Don't worry, though, there are plenty of other "strong women" proposed as role models for us this year. The Girl with the Dragon Tattoo features Stieg Larsson's tough-as-old-Doc Martens private investigator Lisbeth Salander, hailed as a woman who fights back, who doesn't take any nonsense and who gets what she wants. But Salander is, in fact, a deeply troubled victim of violent rape, whose monomania for finding and punishing men who kill women verges on a revenge malady as heartily theatrical as any such Jacobean obsession.

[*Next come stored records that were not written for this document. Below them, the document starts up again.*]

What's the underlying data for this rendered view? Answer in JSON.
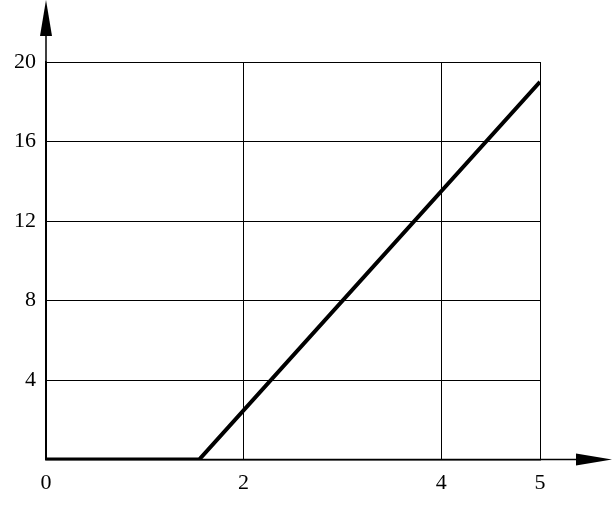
{
  "chart_data": {
    "type": "line",
    "x": [
      0,
      1.55,
      5
    ],
    "values": [
      0,
      0,
      19
    ],
    "color": "#000000",
    "xlim": [
      0,
      5
    ],
    "xticks": [
      0,
      2,
      4,
      5
    ],
    "ylim": [
      0,
      20
    ],
    "yticks": [
      4,
      8,
      12,
      16,
      20
    ],
    "grid": true
  }
}
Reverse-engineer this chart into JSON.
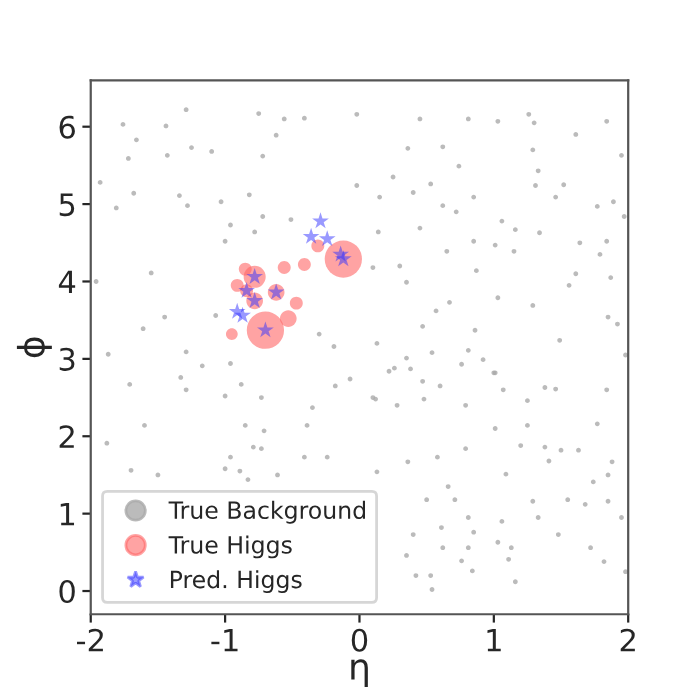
{
  "chart_data": {
    "type": "scatter",
    "xlabel": "η",
    "ylabel": "ϕ",
    "xlim": [
      -2,
      2
    ],
    "ylim": [
      -0.3,
      6.6
    ],
    "xticks": [
      -2,
      -1,
      0,
      1,
      2
    ],
    "yticks": [
      0,
      1,
      2,
      3,
      4,
      5,
      6
    ],
    "grid": false,
    "legend": "bottom left",
    "series": [
      {
        "name": "True Background",
        "color": "#aaaaaa",
        "type": "scatter",
        "marker": "circle",
        "x": [
          -1.29,
          -1.76,
          -1.44,
          -0.75,
          -0.56,
          -0.41,
          -0.02,
          -0.62,
          -1.66,
          -1.25,
          -1.1,
          -1.43,
          -1.72,
          -0.72,
          -1.93,
          -0.02,
          -1.68,
          -1.34,
          -0.82,
          0.15,
          -1.81,
          -1.28,
          -1.03,
          -0.72,
          -0.96,
          -0.51,
          0.14,
          -1.0,
          -0.78,
          -1.55,
          -1.96,
          0.1,
          -1.45,
          -1.07,
          -1.61,
          -1.29,
          -1.87,
          -0.19,
          0.13,
          -0.3,
          -1.17,
          -0.96,
          -1.33,
          0.45,
          0.81,
          1.03,
          1.26,
          1.3,
          1.84,
          1.61,
          0.36,
          0.62,
          1.95,
          0.74,
          0.25,
          0.53,
          1.29,
          1.33,
          0.4,
          0.85,
          1.31,
          1.52,
          1.46,
          0.62,
          0.72,
          1.77,
          1.89,
          1.97,
          1.06,
          0.45,
          1.16,
          0.85,
          1.01,
          1.34,
          1.64,
          1.84,
          0.65,
          1.15,
          1.79,
          0.3,
          0.35,
          0.87,
          1.61,
          1.87,
          1.56,
          1.03,
          0.67,
          1.29,
          0.57,
          0.47,
          0.86,
          1.85,
          1.92,
          1.49,
          0.35,
          0.54,
          0.81,
          0.92,
          0.26,
          0.38,
          1.01,
          1.98,
          -1.71,
          -1.29,
          -1.0,
          -0.88,
          -0.18,
          -0.07,
          0.1,
          -0.73,
          -1.88,
          -1.6,
          -0.35,
          -0.85,
          -0.71,
          -0.39,
          -0.79,
          -0.73,
          -0.96,
          -1.0,
          -0.89,
          -0.83,
          -0.61,
          -0.41,
          -0.24,
          -1.5,
          -1.7,
          0.13,
          0.22,
          0.47,
          0.6,
          0.76,
          1.0,
          0.12,
          0.28,
          0.48,
          0.79,
          1.07,
          1.25,
          1.38,
          1.46,
          1.84,
          1.01,
          1.25,
          1.2,
          1.38,
          1.5,
          0.79,
          1.63,
          1.77,
          0.58,
          0.36,
          1.41,
          1.88,
          1.85,
          1.74,
          1.09,
          0.66,
          0.71,
          0.5,
          1.29,
          1.55,
          1.68,
          1.85,
          1.95,
          1.33,
          0.81,
          1.06,
          0.61,
          0.85,
          0.4,
          1.48,
          0.62,
          0.81,
          1.03,
          1.13,
          1.72,
          0.35,
          0.76,
          1.11,
          0.84,
          0.42,
          0.53,
          1.82,
          1.98,
          1.16,
          0.54
        ],
        "values": [
          6.22,
          6.03,
          6.01,
          6.17,
          6.1,
          6.11,
          6.16,
          5.89,
          5.83,
          5.73,
          5.68,
          5.63,
          5.59,
          5.62,
          5.28,
          5.24,
          5.14,
          5.11,
          5.12,
          5.09,
          4.95,
          4.98,
          5.03,
          4.84,
          4.73,
          4.8,
          4.64,
          4.52,
          4.64,
          4.11,
          4.0,
          4.18,
          3.54,
          3.56,
          3.39,
          3.09,
          3.06,
          3.16,
          3.2,
          3.32,
          2.91,
          2.94,
          2.76,
          6.1,
          6.1,
          6.07,
          6.16,
          6.05,
          6.07,
          5.9,
          5.72,
          5.74,
          5.63,
          5.49,
          5.35,
          5.26,
          5.7,
          5.43,
          5.15,
          5.09,
          5.24,
          5.25,
          5.09,
          4.98,
          4.9,
          4.97,
          5.03,
          4.84,
          4.78,
          4.69,
          4.67,
          4.52,
          4.47,
          4.63,
          4.5,
          4.52,
          4.39,
          4.39,
          4.35,
          4.2,
          3.99,
          4.14,
          4.1,
          4.05,
          3.95,
          3.79,
          3.73,
          3.69,
          3.62,
          3.42,
          3.37,
          3.54,
          3.45,
          3.24,
          3.01,
          3.08,
          3.11,
          2.99,
          2.88,
          2.87,
          2.82,
          3.05,
          2.67,
          2.6,
          2.52,
          2.67,
          2.65,
          2.74,
          2.5,
          2.5,
          1.91,
          2.14,
          2.37,
          2.14,
          2.07,
          2.14,
          1.86,
          1.84,
          1.73,
          1.58,
          1.55,
          1.44,
          1.5,
          1.73,
          1.73,
          1.5,
          1.56,
          1.54,
          2.84,
          2.71,
          2.65,
          2.93,
          2.82,
          2.48,
          2.4,
          2.48,
          2.4,
          2.6,
          2.46,
          2.63,
          2.61,
          2.6,
          2.1,
          2.14,
          1.88,
          1.86,
          1.82,
          1.84,
          1.82,
          2.16,
          1.73,
          1.67,
          1.68,
          1.67,
          1.5,
          1.41,
          1.51,
          1.35,
          1.18,
          1.18,
          1.16,
          1.18,
          1.12,
          1.16,
          0.95,
          0.95,
          0.95,
          0.9,
          0.82,
          0.76,
          0.73,
          0.73,
          0.56,
          0.56,
          0.63,
          0.56,
          0.56,
          0.46,
          0.39,
          0.41,
          0.26,
          0.2,
          0.2,
          0.38,
          0.25,
          0.12,
          0.02
        ]
      },
      {
        "name": "True Higgs",
        "color": "#ff6666",
        "type": "bubble",
        "marker": "circle",
        "x": [
          -0.12,
          -0.7,
          -0.78,
          -0.62,
          -0.78,
          -0.56,
          -0.41,
          -0.85,
          -0.91,
          -0.84,
          -0.47,
          -0.95,
          -0.31,
          -0.53
        ],
        "values": [
          4.29,
          3.37,
          4.06,
          3.86,
          3.75,
          4.18,
          4.22,
          4.16,
          3.95,
          3.88,
          3.72,
          3.32,
          4.46,
          3.52
        ],
        "sizes": [
          1,
          1,
          0.35,
          0.2,
          0.2,
          0.12,
          0.12,
          0.12,
          0.12,
          0.12,
          0.12,
          0.1,
          0.12,
          0.2
        ]
      },
      {
        "name": "Pred. Higgs",
        "color": "#3333ff",
        "type": "scatter",
        "marker": "star",
        "x": [
          -0.29,
          -0.36,
          -0.24,
          -0.12,
          -0.14,
          -0.78,
          -0.84,
          -0.62,
          -0.78,
          -0.91,
          -0.87,
          -0.7
        ],
        "values": [
          4.78,
          4.58,
          4.55,
          4.29,
          4.35,
          4.06,
          3.88,
          3.86,
          3.75,
          3.61,
          3.56,
          3.37
        ]
      }
    ]
  }
}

This is not a role model, so much as a cartoon character – and one who needs some counselling at that.

Elsewhere in the new year round-up is Mallory Kane, an undercover agent gone rogue in new film Haywire, touted as the female answer to Jason Bourne. "You shouldn't think of her as a woman," says the trailer. "That would be a mistake." What should we think of her as then? A fembot? Just another cipher, dreamed up by men and by women who have lost any sense of what a "strong female" is because the phrase has been so distorted by the moulds heroines are consistently strong-armed into.

Our new year's resolution should be this then: to be strong women every day. Not in stockings or with guns but with our clothes on, at our desks and in our homes, jeering and throwing popcorn at the big screens that try to tell us otherwise.

Lionel scores another winner

Putting our clothes back on for a moment, footballer Lionel Messi showed up to the Ballon d'Or awards this week wearing a burgundy velvet Dolce & Gabbana tuxedo jacket, edged with a black satin revers and topped off with a matching waistcoat.

It's always strange seeing someone out of their uniform – Cristiano Ronaldo's tiny swimming trunks and clutch bag; Tony Blair's denim shirt; Jeremy Paxman on the Tube in a pair of jeans. It shakes our foundations to see demigods looking like normal people who go shopping on their own, and shouldn't be allowed to.

That's why Messi's raffish concoction is far from an own goal. Your average Brit might steer clear of sensual textures, but outfitslike these serve to reinforce how impressed we all are, as blokes on the continent know only too well. I wouldn't normally advocate velvet on a school night, but in this instance, it would be churlish not to.